那顆種子並不十分特殊,甚至也不是什麼靈植的胚胎,他只是看著靦南來往居民,春耕秋收,也種下了一樣東西。
他不知何處撿來的種子,也不指望能有什麼收成,只希望它能漸漸長大,看著靦南也慢慢長大。
遂而離開,一去不回。
靦南鎮人日益變多,當初的小孩逐漸長大,泥土草垛屋漸少,瓦房磚屋越來越大。
那批人長大老去一代又一代,倒轉的陰陽裡,太陽西升東落,一天天,一年年。
當年仙人同先祖鑄造的錢幣也逐漸不知流通何處,也許在小兒的床鋪下,也許在陳舊的箱子裡。
不再有人記得先祖去了哪。
也不再有人記得,他們最初是為何留在此處。
時光好像不斷從他們身上抽離著什麼。
有時是回憶,有時是情感。
而這一切,卻只是開始。
大概突然有那麼一天,鎮上少了幾個人。
夜間行走,不知去處。
長久的安逸讓人陡然間生出一種恐慌。
互相的猜忌也潛滋暗長。
彼時先祖那一脈流傳至今,是如今的鐘家。
鐘家派人來查,依靠微末法器造詣找到了人,人卻已經沒了氣息。
沒人能說明那是怎麼回事,居住的桃源彷彿突然成了吃人的怪物。
鐘家大公子嚴令封鎖此事,也就不了了之。
但隨之而來的,是接二連三的人失蹤,基本都是夜間,他們的屍首並不難找,甚至不像是有人動手傷害。
他們每一個人,都像是承受不住什麼,而就此反噬。
而靦南鎮最大的陣法,就是先祖守護族人的封印。
蘭心揮手指向場間眾人:“他們,全都是那些本該“死去”的人們。”
聽到這裡,沈見碌已經開始背後冒冷汗:“為什麼?”
蘭心說:“鐘家把他們全都埋葬處理,但是他們卻都在七天以後醒來,身體轉化為如今形狀,體貌氣血,已經不算常人了。”
沈見碌皺眉:“那你指的劍尊所欺騙的……”
蘭心偏過頭看他,神色悽然:“我們的先祖,從那之後再也沒有回來,劍尊答應他,等他修補好神器,便一同封印入口。但是百年前,先祖的命燈滅在了入口。”
沈見碌:“!”
命燈和命盤不同,上輩子他被景長老陷害就是為了換命盤來混亂劍尊對徒弟的判斷,命盤可以一定程度反映一個人的生平,命燈則比較單一。

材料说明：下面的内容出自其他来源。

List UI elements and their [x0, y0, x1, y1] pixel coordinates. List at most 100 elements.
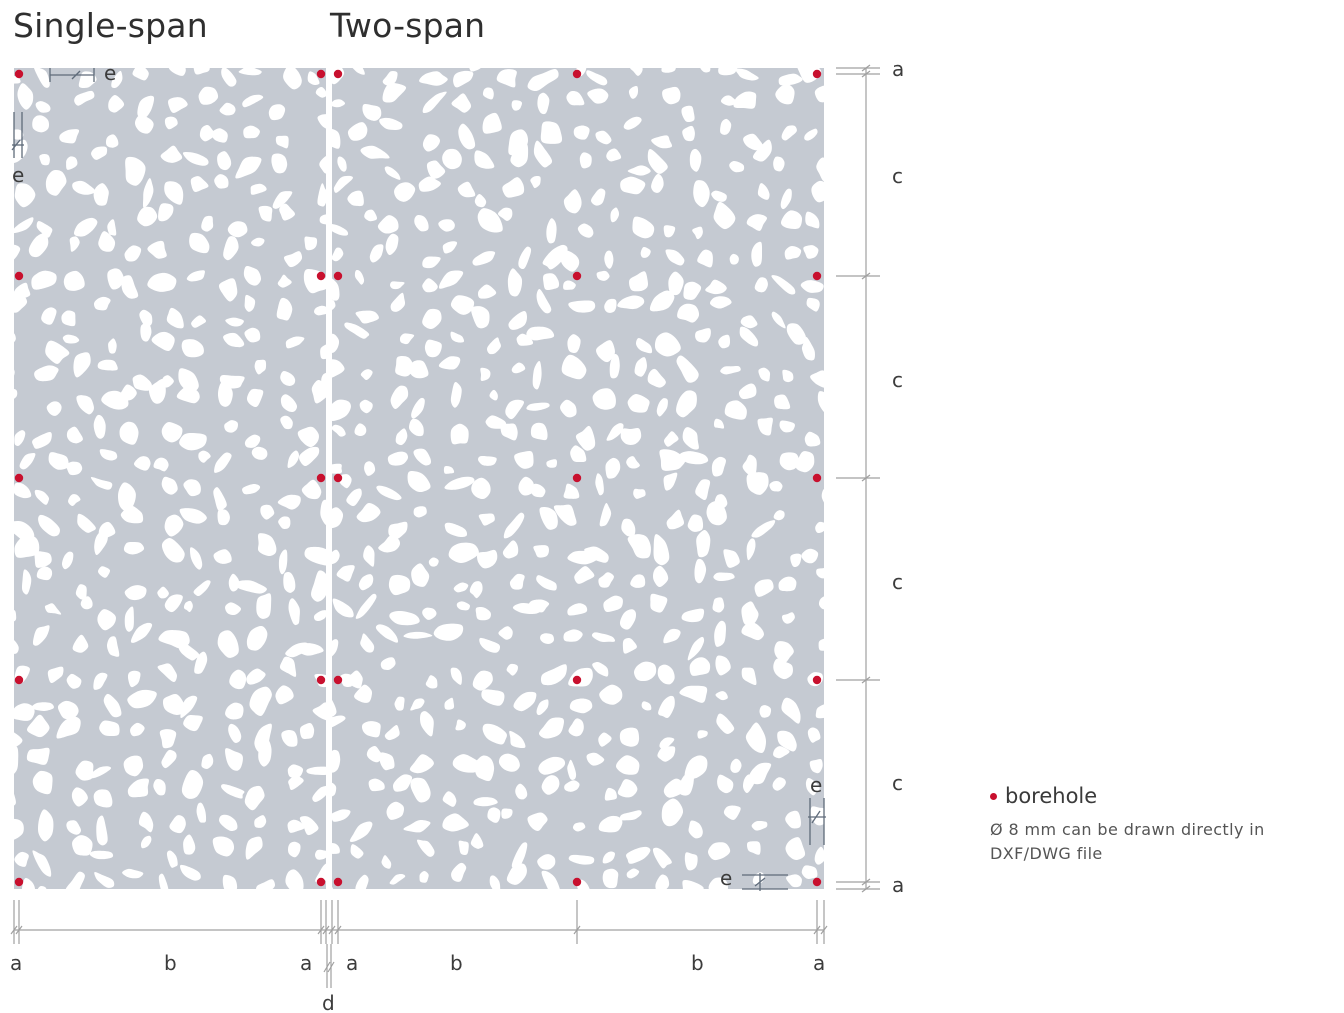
edge-dim-tick: [811, 810, 821, 824]
perforation-hole: [444, 476, 475, 490]
perforation-hole: [633, 661, 657, 682]
perforation-hole: [345, 670, 363, 689]
perforation-hole: [319, 156, 326, 174]
perforation-hole: [47, 666, 64, 684]
dim-label-a: a: [346, 951, 358, 975]
dim-tick: [861, 878, 871, 886]
perforation-hole: [815, 704, 824, 719]
perforation-hole: [408, 360, 429, 379]
perforation-hole: [183, 834, 196, 855]
borehole-marker: [572, 271, 582, 281]
perforation-hole: [568, 300, 596, 313]
perforation-hole: [34, 489, 50, 505]
perforation-hole: [444, 522, 468, 538]
perforation-hole: [411, 397, 425, 419]
perforation-hole: [272, 191, 293, 209]
dimension-lines: [10, 64, 880, 988]
perforation-hole: [453, 70, 474, 88]
perforation-hole: [687, 636, 705, 661]
perforation-hole: [715, 691, 728, 701]
perforation-hole: [287, 819, 305, 833]
perforation-hole: [560, 399, 577, 418]
perforation-hole: [707, 842, 731, 861]
perforation-hole: [213, 549, 232, 564]
perforation-hole: [472, 251, 496, 266]
perforation-hole: [238, 68, 262, 76]
perforation-hole: [166, 850, 178, 868]
perforation-hole: [242, 94, 264, 108]
perforation-hole: [332, 463, 342, 474]
perforation-hole: [632, 216, 655, 239]
perforation-hole: [681, 608, 705, 623]
perforation-hole: [745, 722, 767, 754]
perforation-hole: [32, 431, 52, 449]
perforation-hole: [700, 68, 711, 73]
perforation-hole: [164, 594, 183, 613]
perforation-hole: [32, 625, 50, 646]
perforation-hole: [735, 68, 759, 81]
perforation-hole: [692, 226, 703, 240]
perforation-hole: [843, 464, 852, 474]
perforation-hole: [661, 798, 684, 827]
perforation-hole: [132, 68, 149, 81]
perforation-hole: [426, 160, 446, 179]
borehole-marker: [316, 69, 326, 79]
perforation-hole: [246, 388, 264, 408]
perforation-hole: [515, 783, 528, 800]
perforation-hole: [332, 300, 336, 311]
perforation-hole: [399, 333, 415, 345]
perforation-hole: [586, 752, 605, 766]
perforation-hole: [189, 232, 210, 254]
perforation-hole: [251, 446, 268, 460]
perforation-hole: [835, 233, 852, 251]
perforation-hole: [742, 454, 757, 476]
perforation-hole: [360, 145, 390, 159]
perforation-hole: [97, 359, 118, 371]
perforation-hole: [304, 236, 318, 251]
perforation-hole: [157, 586, 169, 599]
dim-label-c: c: [892, 771, 903, 795]
perforation-hole: [541, 775, 560, 795]
perforation-hole: [657, 664, 675, 685]
perforation-hole: [245, 836, 263, 860]
perforation-hole: [570, 445, 587, 463]
perforation-hole: [584, 546, 609, 563]
perforation-hole: [123, 541, 145, 555]
borehole-dot-icon: [990, 792, 997, 800]
perforation-hole: [14, 703, 35, 721]
perforation-hole: [388, 521, 408, 540]
perforation-hole: [34, 365, 59, 382]
perforation-hole: [419, 871, 429, 883]
perforation-hole: [363, 545, 375, 567]
perforation-hole: [65, 871, 85, 889]
perforation-hole: [339, 474, 352, 489]
perforation-hole: [201, 753, 214, 769]
perforation-hole: [786, 323, 806, 345]
dim-tick: [322, 925, 330, 935]
perforation-hole: [384, 166, 401, 180]
perforation-hole: [211, 128, 228, 143]
borehole-marker: [333, 69, 343, 79]
perforation-hole: [829, 576, 844, 594]
perforation-hole: [577, 223, 594, 238]
perforation-hole: [715, 655, 731, 676]
perforation-hole: [687, 514, 704, 532]
perforation-hole: [754, 579, 774, 597]
dim-label-b: b: [691, 951, 704, 975]
perforation-hole: [634, 357, 647, 377]
perforation-hole: [246, 625, 268, 651]
perforation-hole: [843, 53, 858, 73]
perforation-hole: [633, 488, 646, 499]
perforation-hole: [474, 755, 495, 782]
perforation-hole: [723, 805, 741, 820]
perforation-hole: [689, 148, 702, 172]
perforation-hole: [772, 777, 786, 791]
dim-label-c: c: [892, 368, 903, 392]
perforation-hole: [741, 622, 764, 641]
perforation-hole: [37, 885, 47, 889]
perforation-hole: [378, 535, 401, 553]
perforation-hole: [478, 284, 497, 299]
perforation-hole: [647, 900, 664, 923]
dim-tick: [820, 925, 828, 935]
perforation-hole: [227, 221, 248, 238]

修士幾乎都有命燈,一經點亮,除非生命危險才閃爍,人死即燈滅。
蘭心抬頭看向諸多孔隙的天空:“我家世代掌管祭祀,先祖的事跡,我們也最先感到遺忘。我家祖輩為了抵抗這不知名的力量,將它刻在了身上,一張人皮,代代流傳。”
聽到此處,沈見碌難免感到悲哀,不單單是蘭心族人,還有這場間怪異的“人”們。